For reasons discussed below, this Court concludes that Petitioner's claim of ineffective assistance of counsel fails and finds the actions taken by her attorney to be reasonable and non-prejudicial.
A reasonably competent defense attorney is expected to assert all legitimate arguments for the least restrictive punishment for his or her client. The California Court of Appeals, however, found that Petitioner's counsel had a rational purpose for not seeking a reduction of the wobblers to misdemeanors. Petitioner was charged with four felonies: first degree burglary, two counts of possession of stolen property, and possession of methamphetamine. On Petitioner's behalf, her counsel negotiated a disposition whereby the People agreed to dismiss the burglary charge, the only one of the four charged offenses that is statutorily categorized as a "serious" felony for enhancement and strike purposes. §§ 667(a)1, 1192.7(c)1. In exchange, Petitioner specifically agreed to plead guilty and no contest respectively, to possession of methamphetamine and possession of stolen property.

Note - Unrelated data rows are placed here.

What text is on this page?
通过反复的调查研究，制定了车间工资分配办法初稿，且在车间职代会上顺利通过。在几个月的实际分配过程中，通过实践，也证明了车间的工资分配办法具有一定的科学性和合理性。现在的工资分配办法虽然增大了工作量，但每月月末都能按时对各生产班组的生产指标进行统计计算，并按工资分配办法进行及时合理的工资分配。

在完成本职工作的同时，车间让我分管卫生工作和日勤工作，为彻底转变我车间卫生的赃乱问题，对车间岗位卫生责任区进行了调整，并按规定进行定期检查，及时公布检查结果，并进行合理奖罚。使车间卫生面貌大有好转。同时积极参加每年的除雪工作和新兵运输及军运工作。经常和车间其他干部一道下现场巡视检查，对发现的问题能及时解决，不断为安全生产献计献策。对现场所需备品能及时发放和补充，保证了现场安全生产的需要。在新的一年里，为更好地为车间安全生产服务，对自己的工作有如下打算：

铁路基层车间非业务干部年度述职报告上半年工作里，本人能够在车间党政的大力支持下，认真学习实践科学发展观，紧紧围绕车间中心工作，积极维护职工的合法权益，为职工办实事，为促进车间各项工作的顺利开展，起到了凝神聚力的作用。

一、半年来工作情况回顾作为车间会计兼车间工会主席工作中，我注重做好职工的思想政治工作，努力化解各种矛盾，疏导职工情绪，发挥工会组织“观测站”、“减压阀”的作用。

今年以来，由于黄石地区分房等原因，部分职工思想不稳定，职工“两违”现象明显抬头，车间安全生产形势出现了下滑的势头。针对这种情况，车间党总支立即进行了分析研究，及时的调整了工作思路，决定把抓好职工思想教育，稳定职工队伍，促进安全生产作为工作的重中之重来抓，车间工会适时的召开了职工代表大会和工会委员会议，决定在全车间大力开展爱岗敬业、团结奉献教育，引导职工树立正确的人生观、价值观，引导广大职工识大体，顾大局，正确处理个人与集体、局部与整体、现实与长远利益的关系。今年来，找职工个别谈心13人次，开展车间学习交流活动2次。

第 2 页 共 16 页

This plea agreement was based on the condition that Petitioner plead guilty or no contest to at least some felony — as opposed to misdemeanor-offenses. Thus, any attempts by counsel to request the court at sentencing to reduce the wobblers to misdemeanors would be contrary to the plea agreement. The court also found that since the ultimate discretion lay with the trial court, it is not reasonably probable that even if Petitioner's counsel had asked for a lower offense, Petitioner would have obtained a more favorable result.
In the absence of unreasonable behavior on the part of Petitioner's counsel, or prejudice to the Petitioner, the claim of ineffective assistance of counsel fails.
V. CONCLUSION
The Court finds the California Court of Appeals' determination of Petitioner's claims did not result in a decision that was contrary to, or involved an unreasonable application of, clearly established federal law. Accordingly, the petition for writ of habeas corpus is DENIED. The clerk shall close the file.